President Abdelmadjid Tebboune's persevered on the institutional front, last November putting in a drafted amendment of the new constitution before the voters for a referendum as another means of the peaceful political transition in Algeria. For the president’s critics, however, this move was without a real opening dialogue from the authorities. Though the referendum, later on, witnessed a ferocious reluctance from the voters to participate, 23% of the national voters showed up to the polls and the majority voted in favor of the new constitution. 

Last month, this new constitution was signed into law and became the country's sixth constitution since 1962. 

On the external front, lately, Algeria’s diplomacy got a wake-up call because the region is boiling. The country’s foreign minister Sabri Boukadoum met with the Malian authorities, he chaired the works of the 42nd session of the Monitoring Committee of the Peace and Reconciliation Accord in Mali. The meeting was hosted for the first time in the city of Kidal in northern Mali, resulting from the Algiers Accord in 2015. Meeting with Tunisian and Mauritanian counterparts, the Algerian foreign minister has made an official invitation to the new designated Libyan premier and the new Libyan council president for a state visit to Algeria. 

Algerian foreign policy’s determinants include watching the borders with neighboring countries according to international laws; the principle of cooperation between neighboring countries; supporting the right of peoples to self-determination; resolving conflicts between countries with peaceful means; and not resorting to force and not interfering in the internal affairs of states. 

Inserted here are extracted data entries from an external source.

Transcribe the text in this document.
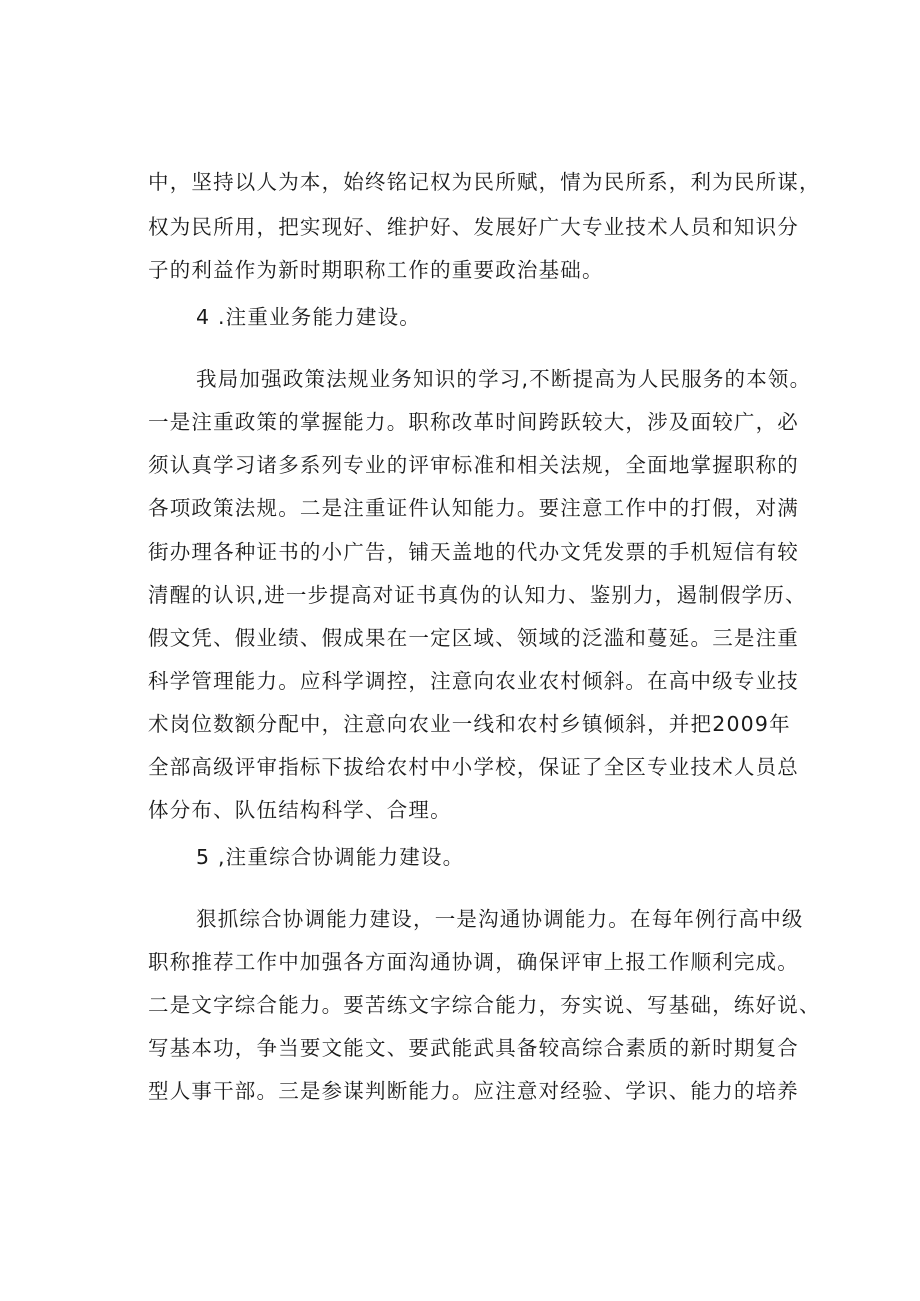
中，坚持以人为本，始终铭记权为民所赋，情为民所系，利为民所谋，
权为民所用，把实现好、维护好、发展好广大专业技术人员和知识分
子的利益作为新时期职称工作的重要政治基础。
4 .注重业务能力建设。
我局加强政策法规业务知识的学习,不断提高为人民服务的本领。
一是注重政策的掌握能力。职称改革时间跨跃较大，涉及面较广，必
须认真学习诸多系列专业的评审标准和相关法规，全面地掌握职称的
各项政策法规。二是注重证件认知能力。要注意工作中的打假，对满
街办理各种证书的小广告，铺天盖地的代办文凭发票的手机短信有较
清醒的认识,进一步提高对证书真伪的认知力、鉴别力，遏制假学历、
假文凭、假业绩、假成果在一定区域、领域的泛滥和蔓延。三是注重
科学管理能力。应科学调控，注意向农业农村倾斜。在高中级专业技
术岗位数额分配中，注意向农业一线和农村乡镇倾斜，并把2009年
全部高级评审指标下拔给农村中小学校，保证了全区专业技术人员总
体分布、队伍结构科学、合理。
5 ,注重综合协调能力建设。
狠抓综合协调能力建设，一是沟通协调能力。在每年例行高中级
职称推荐工作中加强各方面沟通协调，确保评审上报工作顺利完成。
二是文字综合能力。要苦练文字综合能力，夯实说、写基础，练好说、
写基本功，争当要文能文、要武能武具备较高综合素质的新时期复合
型人事干部。三是参谋判断能力。应注意对经验、学识、能力的培养
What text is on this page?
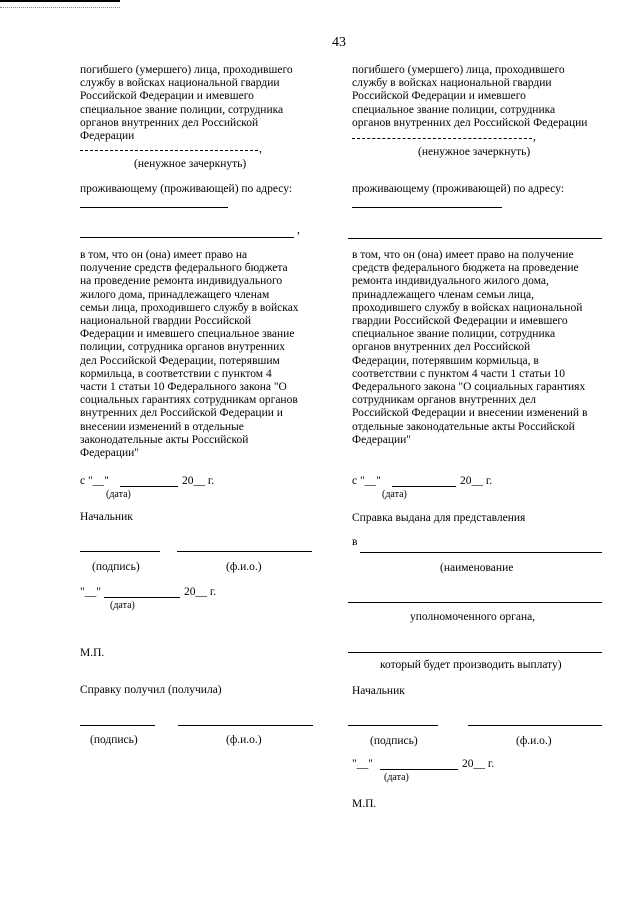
43
погибшего (умершего) лица, проходившего
службу в войсках национальной гвардии
Российской Федерации и имевшего
специальное звание полиции, сотрудника
органов внутренних дел Российской
Федерации
,
(ненужное зачеркнуть)
проживающему (проживающей) по адресу:
,
в том, что он (она) имеет право на
получение средств федерального бюджета
на проведение ремонта индивидуального
жилого дома, принадлежащего членам
семьи лица, проходившего службу в войсках
национальной гвардии Российской
Федерации и имевшего специальное звание
полиции, сотрудника органов внутренних
дел Российской Федерации, потерявшим
кормильца, в соответствии с пунктом 4
части 1 статьи 10 Федерального закона "О
социальных гарантиях сотрудникам органов
внутренних дел Российской Федерации и
внесении изменений в отдельные
законодательные акты Российской
Федерации"
с "__"	20__ г.
(дата)
Начальник
(подпись)	(ф.и.о.)
"__"	20__ г.
(дата)
М.П.
Справку получил (получила)
(подпись)	(ф.и.о.)
погибшего (умершего) лица, проходившего
службу в войсках национальной гвардии
Российской Федерации и имевшего
специальное звание полиции, сотрудника
органов внутренних дел Российской Федерации
,
(ненужное зачеркнуть)
проживающему (проживающей) по адресу:
в том, что он (она) имеет право на получение
средств федерального бюджета на проведение
ремонта индивидуального жилого дома,
принадлежащего членам семьи лица,
проходившего службу в войсках национальной
гвардии Российской Федерации и имевшего
специальное звание полиции, сотрудника
органов внутренних дел Российской
Федерации, потерявшим кормильца, в
соответствии с пунктом 4 части 1 статьи 10
Федерального закона "О социальных гарантиях
сотрудникам органов внутренних дел
Российской Федерации и внесении изменений в
отдельные законодательные акты Российской
Федерации"
с "__"	20__ г.
(дата)
Справка выдана для представления
в
(наименование
уполномоченного органа,
который будет производить выплату)
Начальник
(подпись)	(ф.и.о.)
"__"	20__ г.
(дата)
М.П.
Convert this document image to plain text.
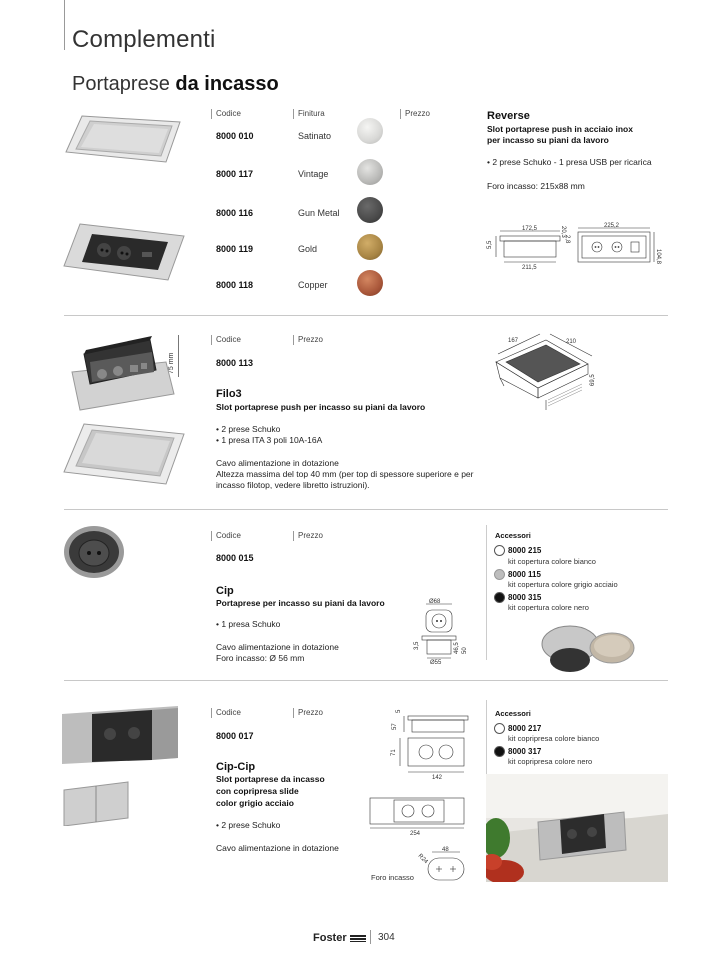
Complementi
Portaprese da incasso
Codice	Finitura	Prezzo
8000 010	Satinato
8000 117	Vintage
8000 116	Gun Metal
8000 119	Gold
8000 118	Copper
Reverse
Slot portaprese push in acciaio inox
per incasso su piani da lavoro
• 2 prese Schuko - 1 presa USB per ricarica
Foro incasso: 215x88 mm
172,5
211,5
225,2
104,8
20,3
2,8
5,5
75 mm
Codice	Prezzo
8000 113
Filo3
Slot portaprese push per incasso su piani da lavoro
• 2 prese Schuko
• 1 presa ITA 3 poli 10A-16A
Cavo alimentazione in dotazione
Altezza massima del top 40 mm (per top di spessore superiore e per
incasso filotop, vedere libretto istruzioni).
167	210
69,5
Codice	Prezzo
8000 015
Cip
Portaprese per incasso su piani da lavoro
• 1 presa Schuko
Cavo alimentazione in dotazione
Foro incasso: Ø 56 mm
Ø68
Ø55
3,5	46,5 50
Accessori
8000 215
kit copertura colore bianco
8000 115
kit copertura colore grigio acciaio
8000 315
kit copertura colore nero
Codice	Prezzo
8000 017
Cip-Cip
Slot portaprese da incasso
con copripresa slide
color grigio acciaio
• 2 prese Schuko
Cavo alimentazione in dotazione
5
57
71
142
254
48
R24
Foro incasso
Accessori
8000 217
kit copripresa colore bianco
8000 317
kit copripresa colore nero
Foster	304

In addition, the return of President Abdelmadjid Tebboune from Germany, who is slowly recovering from the COVID-19 virus, has sent a positive message to the people inside and abroad, and has boosted the morale of his cabinet’s members.

The Hirak was an opportunity to divorce from the old ruling generation for good. It has liberated an entire frustrated generation from the inferiority complex towards those corrupted politicians, opportunist elites, and arrogant corporatists. 

This generation needs to get better organized in creating new political parties, civil society forums, help young leaders to emerge, and to trust the president and the military for the sake of a better Algeria at home, and not something or somewhere else. At the end of the tunnel, the real light that the president and military want to see is the Hirak’s 2019 light touch.